Der Fußballweltverband hatte seinen Sitz im schweizerischen Zürich. Ein direkter Zugriff schied somit aus. Dennoch gab es Versuche der »unfreundlichen Übernahme«, von denen sich einer zumindest ansatzweise rekonsturieren lässt.

Die neutrale Schweiz war eingeschlossen von Deutschland, der österreichischen »Ostmark«, dem besetzten Teil Frankreichs und dem faschistischen Italien, der zweiten Achsenmacht. Reisen von Fifa-Funktionären aus aller Welt nach Zürich konnten mithin nur über deutsches, von den Deutschen kontrolliertes oder italienisches Territorium führen und waren an die Erteilung entsprechender Transitvisa gebunden. Deshalb konnte das NS-Regime Einfluss auf den Teilnehmerkreis von Fifa-Sitzungen nehmen.

Für den 25./26. Januar 1941 war eine Sitzung des Exekutivkomitees anberaumt. Nachdem die zuständigen deutschen Stellen den Mitgliedern dieses Gremiums zunächst die Visumsausstellung angekündigt hatten, wurde die Zusage zwei Tage vor dem Treffen aus heiterem Himmel widerrufen. Man wollte ein Terzett tagen lassen: der italienische Vizepräsident Mauro plus Bauwens, zudem der in der Schweiz ansässige deutsche Generalsekretär Schricker – eindeutige Mehrheitsverhältnisse, selbst wenn man Schricker als unsicheren Kantonisten wertete.

Doch in Zürich tauchten neben Mauro und Bauwens völlig außerplanmäßig auch der andere Fifa-Vize Seeldrayers und zwei weitere Komitee-Mitglieder auf. Dumm gelaufen. Die Suche nach den Schuldigen beschäftigte die Reichssportführung noch geraume Zeit.

Ab Mai 1945 war dann alles ganz anders. Der zur Fifa-Exekutiv-Sitzung für Oktober erst eingeladene, dann kurzfristig ausgeladene Bauwens verstand die Welt nicht mehr. In einem Brief an den französischen Fifa-Präsidenten Jules Rimet beklagte er die ihm widerfahrene Ungerechtigkeit. Er selbst sei, wenn auch indirekt, Opfer nationalsozialistischer Verfolgung. Schließlich hätten ständige Anfeindungen und dauernder psychischer Druck der Nazis seine jüdische Gattin 1940 in den Selbstmord getrieben. Bauwens pathetisches Plädoyer in eigener Sache: »Wäre ich nicht der schlechteste Mensch der Welt, wenn ich auch nur die kleinsten Handlangerdienste für diejenigen getätigt hätte, die meine Frau auf dem Gewissen haben?

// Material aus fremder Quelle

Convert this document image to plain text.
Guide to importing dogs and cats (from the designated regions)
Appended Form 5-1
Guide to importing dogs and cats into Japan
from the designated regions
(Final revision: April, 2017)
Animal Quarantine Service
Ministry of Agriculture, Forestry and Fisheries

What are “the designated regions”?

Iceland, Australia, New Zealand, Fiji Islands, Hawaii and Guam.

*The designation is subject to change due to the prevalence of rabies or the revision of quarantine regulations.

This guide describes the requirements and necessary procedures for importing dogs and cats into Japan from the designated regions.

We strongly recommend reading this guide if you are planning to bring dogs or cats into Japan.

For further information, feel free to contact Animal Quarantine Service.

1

Wäre dem so, sollten Sie mich mit Schimpf und Schande aus der Fifa rauswerfen.«

Peco Bauwens gefiel sich in der Rolle als »rassisch und politisch Verfolgter«. Doch die Zweifel überwiegen bei weitem: Von Nachteilen, die ihm oder seinem Unternehmen durch den Umstand, dass er mit einer Jüdin verheiratet war, entstanden wären, kann keine Rede sein. Bauwens machte im Fußballverband Karriere, nebenbei führte er einen ausgesprochen lockeren Lebenswandel, und dem Familienunternehmen ging es gut.

Bauwens’ Glaubwürdigkeit ist zudem beschädigt, wenn er im gleichen Zusammenhang, in dem er über seine verstorbene Frau spricht, behauptet, sich deutschen Bestrebungen, »die Kontrolle über die Fifa zu erlangen«, nach Kräften widersetzt zu haben. Denn das entspricht nachweislich nicht den Tatsachen. Das Gegenteil ist richtig: Die Umgestaltung der Fifa im deutschnationalen Sinne war, wenn man so will, sein persönlich-politisches Anliegen.

Das vorliegende Material lässt nicht zu, Peco Bauwens einen Nazi zu nennen. Er steht aber für ein deutsches Bürgertum, das, im Bismarck-Reich und unter Wilhelm II. sozialisiert, mit wirklichem Liberalismus herzlich wenig anzufangen wusste, um so mehr jedoch mit nationalistischen und militaristischen Denkmustern. Und diese Affinität ist das Einzige, was für Bauwens’ Behauptung sprechen könnte, »bei der Verschwörung vom 22. Juli 1944 mitgewirkt« zu haben, an jenem ganz späten Versuch des Widerstandes, dessen richtiges Datum Peco Bauwens schon gut ein Jahr danach nicht mehr präsent gewesen zu sein scheint.